Current coverage by IPPs and NPPs

25.4 IPPs 9 to 11 deal with the use and disclosure of personal information by agencies. IPP 9 provides that personal information may be used only for relevant purposes. IPPs 10 and 11, respectively, impose limitations on the use and disclosure of personal information. For organisations, the rules on the use and disclosure of personal information are set out in a single privacy principle, NPP 2.

25.5 NPP 2 prohibits the use and disclosure by an organisation of personal information for a purpose other than the primary purpose of collection (the secondary purpose) except in specified circumstances. The IPPs do not use the language of ‘primary’ and ‘secondary’ purpose. IPP 10 provides that where an agency obtains personal information for a ‘particular purpose’, it cannot use the information for any ‘other purpose’ except in specified circumstances. The concepts underlying NPP 2 and IPP 10, therefore, are substantially similar. IPP 11 simply restricts the disclosure of personal information by agencies except in specified circumstances. It does not refer to the particular purpose for which personal information was collected.

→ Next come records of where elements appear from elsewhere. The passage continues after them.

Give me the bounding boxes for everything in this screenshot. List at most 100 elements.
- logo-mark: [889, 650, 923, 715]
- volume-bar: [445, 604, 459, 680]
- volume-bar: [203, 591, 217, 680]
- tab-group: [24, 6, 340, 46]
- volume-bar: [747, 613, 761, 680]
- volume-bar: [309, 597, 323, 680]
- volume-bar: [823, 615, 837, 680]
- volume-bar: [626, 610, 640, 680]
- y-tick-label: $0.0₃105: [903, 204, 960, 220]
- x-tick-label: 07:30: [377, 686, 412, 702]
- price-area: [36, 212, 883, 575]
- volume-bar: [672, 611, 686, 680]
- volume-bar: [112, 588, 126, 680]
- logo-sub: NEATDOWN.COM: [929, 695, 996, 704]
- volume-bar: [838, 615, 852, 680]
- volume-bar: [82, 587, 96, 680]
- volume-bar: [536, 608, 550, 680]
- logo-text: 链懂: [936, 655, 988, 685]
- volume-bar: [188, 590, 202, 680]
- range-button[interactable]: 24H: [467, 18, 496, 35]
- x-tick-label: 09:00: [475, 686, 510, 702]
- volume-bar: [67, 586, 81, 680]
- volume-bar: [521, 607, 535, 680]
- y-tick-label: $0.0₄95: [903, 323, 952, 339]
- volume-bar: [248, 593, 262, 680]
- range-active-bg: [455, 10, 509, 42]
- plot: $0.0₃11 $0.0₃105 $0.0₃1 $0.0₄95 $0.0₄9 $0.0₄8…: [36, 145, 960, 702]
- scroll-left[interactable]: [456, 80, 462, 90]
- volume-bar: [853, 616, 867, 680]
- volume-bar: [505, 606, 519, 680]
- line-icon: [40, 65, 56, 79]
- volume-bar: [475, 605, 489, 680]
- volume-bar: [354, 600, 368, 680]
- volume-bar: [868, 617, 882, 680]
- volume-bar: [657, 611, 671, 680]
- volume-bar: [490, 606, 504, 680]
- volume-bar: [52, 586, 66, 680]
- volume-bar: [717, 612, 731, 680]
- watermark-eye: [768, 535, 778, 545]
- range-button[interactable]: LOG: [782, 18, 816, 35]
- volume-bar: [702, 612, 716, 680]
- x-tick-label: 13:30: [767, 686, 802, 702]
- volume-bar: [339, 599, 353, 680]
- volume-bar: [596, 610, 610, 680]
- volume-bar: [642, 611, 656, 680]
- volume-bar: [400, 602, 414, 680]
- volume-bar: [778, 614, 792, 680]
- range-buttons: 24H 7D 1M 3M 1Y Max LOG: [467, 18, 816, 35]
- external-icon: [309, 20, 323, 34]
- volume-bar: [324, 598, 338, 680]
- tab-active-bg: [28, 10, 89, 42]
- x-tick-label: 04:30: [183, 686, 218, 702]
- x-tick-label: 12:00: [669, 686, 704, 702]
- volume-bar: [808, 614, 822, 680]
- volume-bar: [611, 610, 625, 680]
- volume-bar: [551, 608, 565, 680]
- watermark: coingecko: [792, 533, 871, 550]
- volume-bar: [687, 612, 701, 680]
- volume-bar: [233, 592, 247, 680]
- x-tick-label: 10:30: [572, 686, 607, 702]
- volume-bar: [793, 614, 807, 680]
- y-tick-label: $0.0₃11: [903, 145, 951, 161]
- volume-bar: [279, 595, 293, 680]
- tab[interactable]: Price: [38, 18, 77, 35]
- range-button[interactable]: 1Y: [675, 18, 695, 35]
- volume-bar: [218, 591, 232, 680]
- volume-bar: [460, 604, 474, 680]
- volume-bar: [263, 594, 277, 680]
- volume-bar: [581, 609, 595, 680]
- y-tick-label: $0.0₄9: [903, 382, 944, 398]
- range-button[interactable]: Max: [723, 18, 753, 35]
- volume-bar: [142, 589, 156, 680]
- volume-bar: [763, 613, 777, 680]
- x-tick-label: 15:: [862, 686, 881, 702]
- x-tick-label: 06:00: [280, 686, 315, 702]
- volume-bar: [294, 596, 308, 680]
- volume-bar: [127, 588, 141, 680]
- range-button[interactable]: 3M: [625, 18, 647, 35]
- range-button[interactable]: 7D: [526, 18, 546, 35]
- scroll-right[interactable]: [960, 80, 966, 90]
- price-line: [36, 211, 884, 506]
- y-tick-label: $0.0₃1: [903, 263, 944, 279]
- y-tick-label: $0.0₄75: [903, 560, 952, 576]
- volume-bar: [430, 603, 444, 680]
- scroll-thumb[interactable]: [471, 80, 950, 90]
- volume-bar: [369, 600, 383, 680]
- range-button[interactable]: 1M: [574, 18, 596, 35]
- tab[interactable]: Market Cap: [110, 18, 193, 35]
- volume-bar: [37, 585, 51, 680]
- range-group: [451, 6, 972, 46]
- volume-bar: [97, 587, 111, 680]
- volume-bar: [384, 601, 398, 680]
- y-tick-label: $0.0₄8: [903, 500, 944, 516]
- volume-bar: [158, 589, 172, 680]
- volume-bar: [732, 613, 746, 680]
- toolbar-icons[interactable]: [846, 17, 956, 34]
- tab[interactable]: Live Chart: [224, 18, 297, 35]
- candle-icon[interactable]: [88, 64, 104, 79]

25.6 There are some important similarities between the specified circumstances in the IPPs and NPPs that authorise the use and disclosure of personal information. Each of IPP 10, IPP 11 and NPP 2 permit use and disclosure where:

  • the individual has consented to the use or disclosure;

  • it is required or authorised by or under law; or

  • it is necessary to prevent or lessen a serious and imminent threat to the life or health of an individual.

25.7 The IPPs and NPPs cover common ground in another area. Under the IPPs, use or disclosure is permitted where it is reasonably necessary to enforce the criminal law or a law imposing a pecuniary penalty or protect the public revenue. Under the NPPs, use or disclosure on these grounds is permissible where an organisation reasonably believes that it is reasonably necessary for certain activities by or on behalf of an enforcement body. The test in the IPPs is, therefore, more objective than that in the NPPs.

25.8 There are, however, important differences between the NPPs and IPPs concerning use and disclosure. These differences are discussed fully below. A key difference is that the NPPs contain a greater number of exceptions to the general prohibition against use and disclosure for a secondary purpose than the IPPs. In particular, NPP 2 permits use or disclosure for a secondary purpose:

  • for the safety of an individual, public health and public safety;

  • in the preparation for, or conduct of, court or tribunal proceedings;

  • for direct marketing for non-sensitive information where specified criteria are met;[3]

  • as a necessary part of an organisation’s investigation of suspected unlawful activity or for reporting its concerns to the authorities;

  • where the organisation reasonably believes that the use or disclosure is reasonably necessary for certain specified functions of an enforcement body, including: the investigation of seriously improper conduct or prescribed conduct; enforcement of laws relating to the confiscation of the proceeds of crime; or preparation for, or conduct of, court or tribunal proceedings;

  • of health information for research or statistics relevant to public health and safety where specified criteria are met;

  • by an organisation that provides a health service to an individual of health information about that individual to a person ‘responsible’ for the individual if certain conditions are met; or

  • of genetic information obtained in the course of providing a health service to the individual where specified criteria are met.

25.9 In addition, unlike the IPPs, NPP 2 contains notes that indicate that NPP 2 is not intended to deter organisations from lawfully cooperating with law enforcement agencies and that an organisation is always entitled not to disclose personal information in the absence of a legal obligation to disclose it.[4]

25.10 Both the IPPs and NPPs require the use and disclosure of personal information for law enforcement purposes to be recorded.[5]

[3] Direct marketing is dealt with separately in Ch 26. It is the subject of UPP 6, applicable only to organisations.

[4] See Privacy Act 1988 (Cth) sch 3, NPP 2, Notes 1–3.

[5] Ibid sch 3, NPP 2.2; s 14, IPPs 10.2, 11.2.